One of procurement's value levers is consolidation. The premise being if you buy more from a supplier the price will come down because of the increased cost efficiencies that arise as a result.
The continuum over which consolidation may take place covers:
- Regional business units
- National organisations
- International organisations
- One global organisation
Stakeholders often tell procurement that as an individual they can purchase cheaper than central procurement negotiating on behalf of the national organisation. That may be but for standard and commonly required items once the total cost of sourcing, negotiation, order, shipping, delivery, receipt, payment, storage, use, maintenance and disposal is taken into account it's generally not the case.

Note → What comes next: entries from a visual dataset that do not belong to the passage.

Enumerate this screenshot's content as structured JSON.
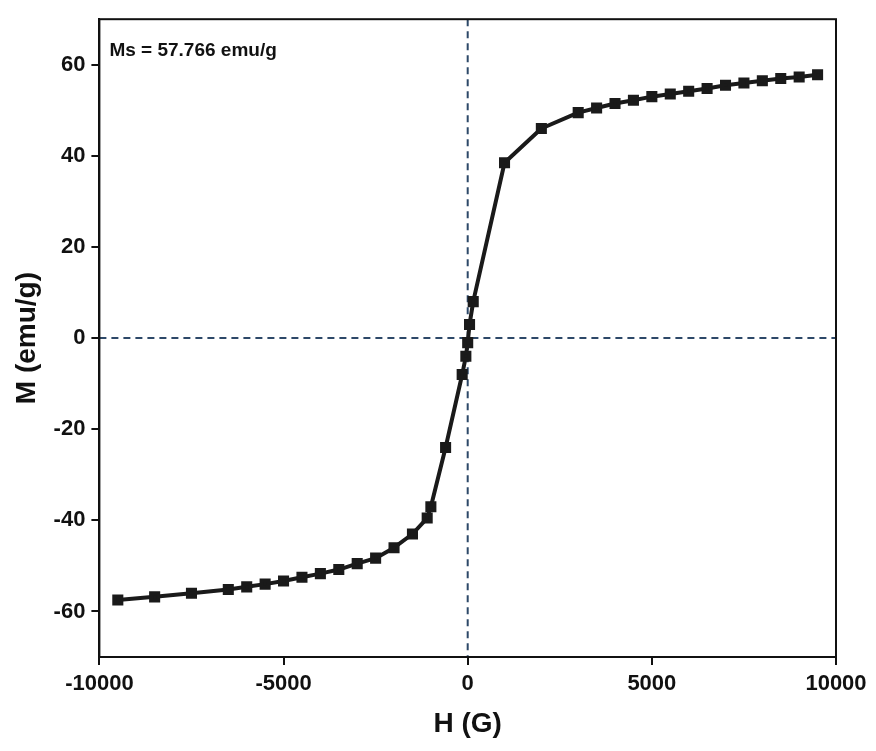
{
  "chart_data": {
    "type": "line",
    "annotation": "Ms = 57.766 emu/g",
    "x_label": "H (G)",
    "y_label": "M (emu/g)",
    "x": [
      -9500,
      -8500,
      -7500,
      -6500,
      -6000,
      -5500,
      -5000,
      -4500,
      -4000,
      -3500,
      -3000,
      -2500,
      -2000,
      -1500,
      -1100,
      -1000,
      -600,
      -150,
      -50,
      0,
      50,
      150,
      1000,
      2000,
      3000,
      3500,
      4000,
      4500,
      5000,
      5500,
      6000,
      6500,
      7000,
      7500,
      8000,
      8500,
      9000,
      9500
    ],
    "series": [
      {
        "name": "M",
        "color": "#1a1a1a",
        "marker": "square",
        "line_style": "solid",
        "values": [
          -57.5,
          -56.8,
          -56,
          -55.2,
          -54.6,
          -54,
          -53.3,
          -52.5,
          -51.7,
          -50.8,
          -49.5,
          -48.3,
          -46,
          -43,
          -39.5,
          -37,
          -24,
          -8,
          -4,
          -1,
          3,
          8,
          38.5,
          46,
          49.5,
          50.5,
          51.5,
          52.2,
          53,
          53.6,
          54.2,
          54.8,
          55.5,
          56,
          56.5,
          57,
          57.3,
          57.8
        ]
      }
    ],
    "xlim": [
      -10000,
      10000
    ],
    "xticks": [
      -10000,
      -5000,
      0,
      5000,
      10000
    ],
    "ylim": [
      -70,
      70
    ],
    "yticks": [
      -60,
      -40,
      -20,
      0,
      20,
      40,
      60
    ],
    "hlines": [
      0
    ],
    "vlines": [
      0
    ],
    "grid": false
  }
}
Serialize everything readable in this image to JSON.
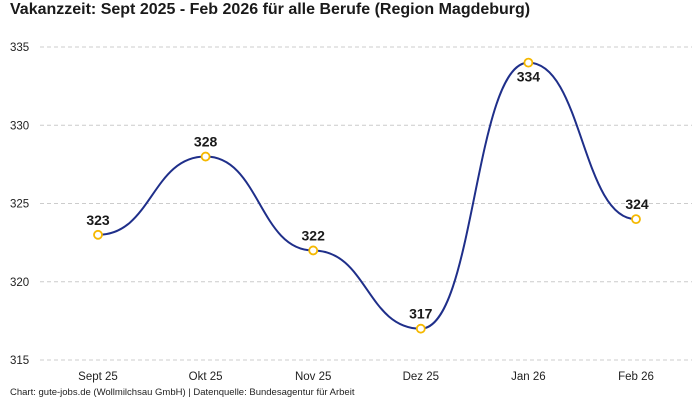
{
  "title": "Vakanzzeit: Sept 2025 - Feb 2026 für alle Berufe (Region Magdeburg)",
  "footer": "Chart: gute-jobs.de (Wollmilchsau GmbH) | Datenquelle: Bundesagentur für Arbeit",
  "colors": {
    "line": "#1f2f8a",
    "marker_stroke": "#f5b800",
    "marker_fill": "#ffffff",
    "grid": "#cccccc"
  },
  "chart_data": {
    "type": "line",
    "title": "Vakanzzeit: Sept 2025 - Feb 2026 für alle Berufe (Region Magdeburg)",
    "xlabel": "",
    "ylabel": "",
    "categories": [
      "Sept 25",
      "Okt 25",
      "Nov 25",
      "Dez 25",
      "Jan 26",
      "Feb 26"
    ],
    "values": [
      323,
      328,
      322,
      317,
      334,
      324
    ],
    "value_labels": [
      "323",
      "328",
      "322",
      "317",
      "334",
      "324"
    ],
    "ylim": [
      315,
      335
    ],
    "yticks": [
      315,
      320,
      325,
      330,
      335
    ],
    "ytick_labels": [
      "315",
      "320",
      "325",
      "330",
      "335"
    ],
    "grid": "horizontal dashed",
    "curve": "smooth"
  }
}
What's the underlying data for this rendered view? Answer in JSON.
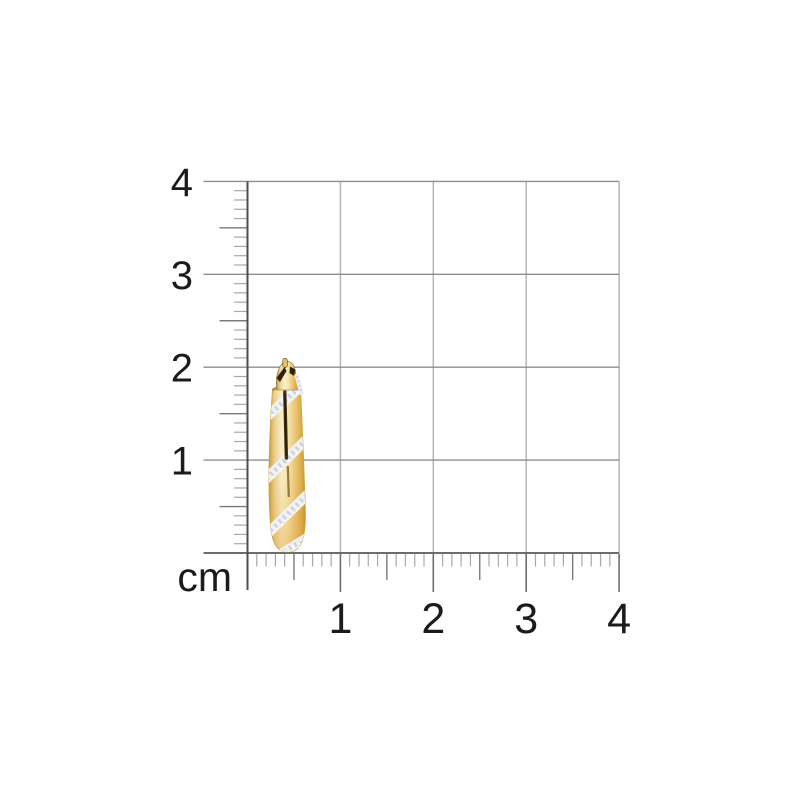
{
  "page": {
    "background_color": "#ffffff",
    "content": "product-photo-on-centimeter-grid"
  },
  "ruler": {
    "unit": "cm",
    "range_cm": [
      0,
      4
    ],
    "minor_ticks_per_cm": 10,
    "left_labels": [
      {
        "label": "4",
        "cm": 4
      },
      {
        "label": "3",
        "cm": 3
      },
      {
        "label": "2",
        "cm": 2
      },
      {
        "label": "1",
        "cm": 1
      }
    ],
    "bottom_labels": [
      {
        "label": "1",
        "cm": 1
      },
      {
        "label": "2",
        "cm": 2
      },
      {
        "label": "3",
        "cm": 3
      },
      {
        "label": "4",
        "cm": 4
      }
    ],
    "colors": {
      "grid_line": "#b1b1b5",
      "major_line": "#8e8e91",
      "baseline": "#58585a",
      "ruler_line": "#4e4e50",
      "major_tick": "#6e6e71",
      "medium_tick": "#7a7a7d",
      "minor_tick": "#a8a8ab",
      "label_text": "#1b1b1b"
    }
  },
  "product": {
    "item": "yellow-gold-hoop-earring-with-diagonal-glitter-stripes",
    "approx_height_cm": 2.0,
    "colors": {
      "gold_light": "#f9efc9",
      "gold_mid": "#eac673",
      "gold_deep": "#c79a38",
      "gold_rim": "#c08c2e",
      "glitter_white": "#f2f2f5",
      "glitter_speckle": "#c6c6d2",
      "clasp_shadow": "#2d2310",
      "slit_dark": "#453412"
    }
  }
}
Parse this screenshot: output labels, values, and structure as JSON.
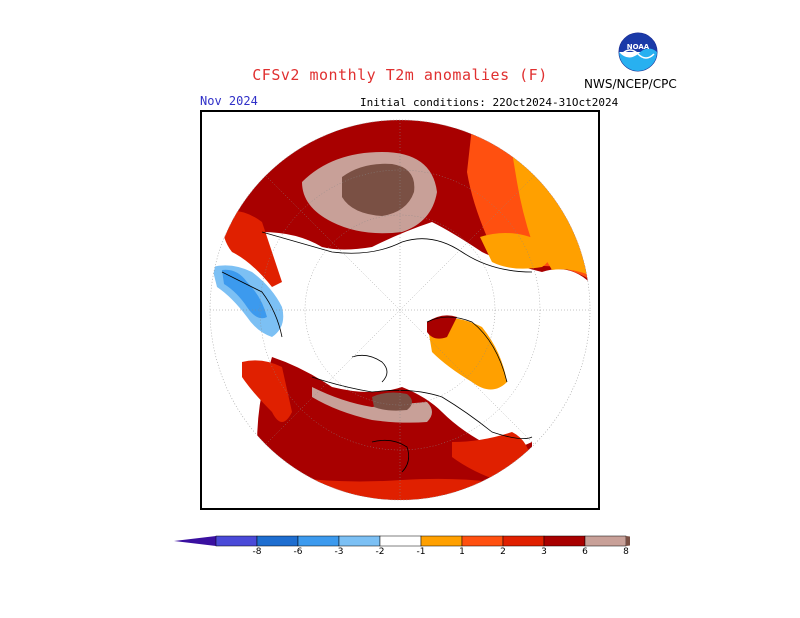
{
  "title": "CFSv2 monthly T2m anomalies (F)",
  "forecast_month": "Nov 2024",
  "initial_conditions": "Initial conditions: 22Oct2024-31Oct2024",
  "agency": "NWS/NCEP/CPC",
  "logo_text": "NOAA",
  "legend": {
    "labels": [
      "-8",
      "-6",
      "-3",
      "-2",
      "-1",
      "1",
      "2",
      "3",
      "6",
      "8"
    ],
    "colors": [
      "#3a10a0",
      "#4a4ad8",
      "#1e6ed0",
      "#3c9aee",
      "#7cc0f4",
      "#ffffff",
      "#ffa000",
      "#ff5010",
      "#e02000",
      "#a80000",
      "#c8a098",
      "#7a5044"
    ]
  },
  "colors": {
    "title": "#e03030",
    "month": "#3030c8",
    "anom_dark_red": "#a80000",
    "anom_red": "#e02000",
    "anom_orange_red": "#ff5010",
    "anom_orange": "#ffa000",
    "anom_pink": "#c8a098",
    "anom_brown": "#7a5044",
    "anom_light_blue": "#7cc0f4",
    "anom_blue": "#3c9aee"
  }
}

There does however seem to be a limit over which the benefits of consolidation no longer hold true and where that limit lies depends on:
- The goods and services involved
- The income/profit/loss involved for both parties (as £ or %)
- The similarity between business requirements
- Power of the buyer
- Power of the supplier
- Cost of research and development
- Cost of tooling or set up
- Competitiveness of the market
- New entrants coming into the market
- Substitutes available
- Political, economic, sociological, technological, environmental and legislative factors
For some goods and services therefore negotiation at an individual level might make sense, and for others negotiation at global level may be preferable.
The Scottish independence referendum has similarities with this continuum. Up till now Scotland, a subsidiary of 6.5 million people, has benefited or otherwise from being a member of a bigger organisation of 65 million.
The indyref debate centres on whether Scotland can benefit from being independant or not.
- For some unique requirements specific to living in Scotland then the best place to negotiate and decide on sourcing will undoubtedly be in Scotland. Whether all of these areas are currently within the Scottish parliament's control I can't say.
- For others, where Scottish negotiation power is likely to be low, I can't help but feel being part of a bigger organisation would be of benefit. This undoubtedly involves any relationships with the global market place. Surely a United Kingdon provides better bargaining power than Scotland alone whether based on GDP, population or some other factor?
- Another concern I have is around the size of the set up and running costs. Some of these costs don't increase proportionate to the size of population. So 65m people contribute less per head to these costs than 6.5m would to obtain the same services. I'm not sure yet we fully understand the set up and running costs enough to be able to fully understand the impact of this.
As an English born, Scotland living procurement professional this is one of a series of blogs looking at the analogies between the Scottish independence referendum (Indyref) and procurement. The first blog tackled the need for facts and data to identify the increase and reduction in revenue, cost and risk for every aspect of running Scotland as an independent nation. The second blog considered the belief that the grass isn't always greener on the other side.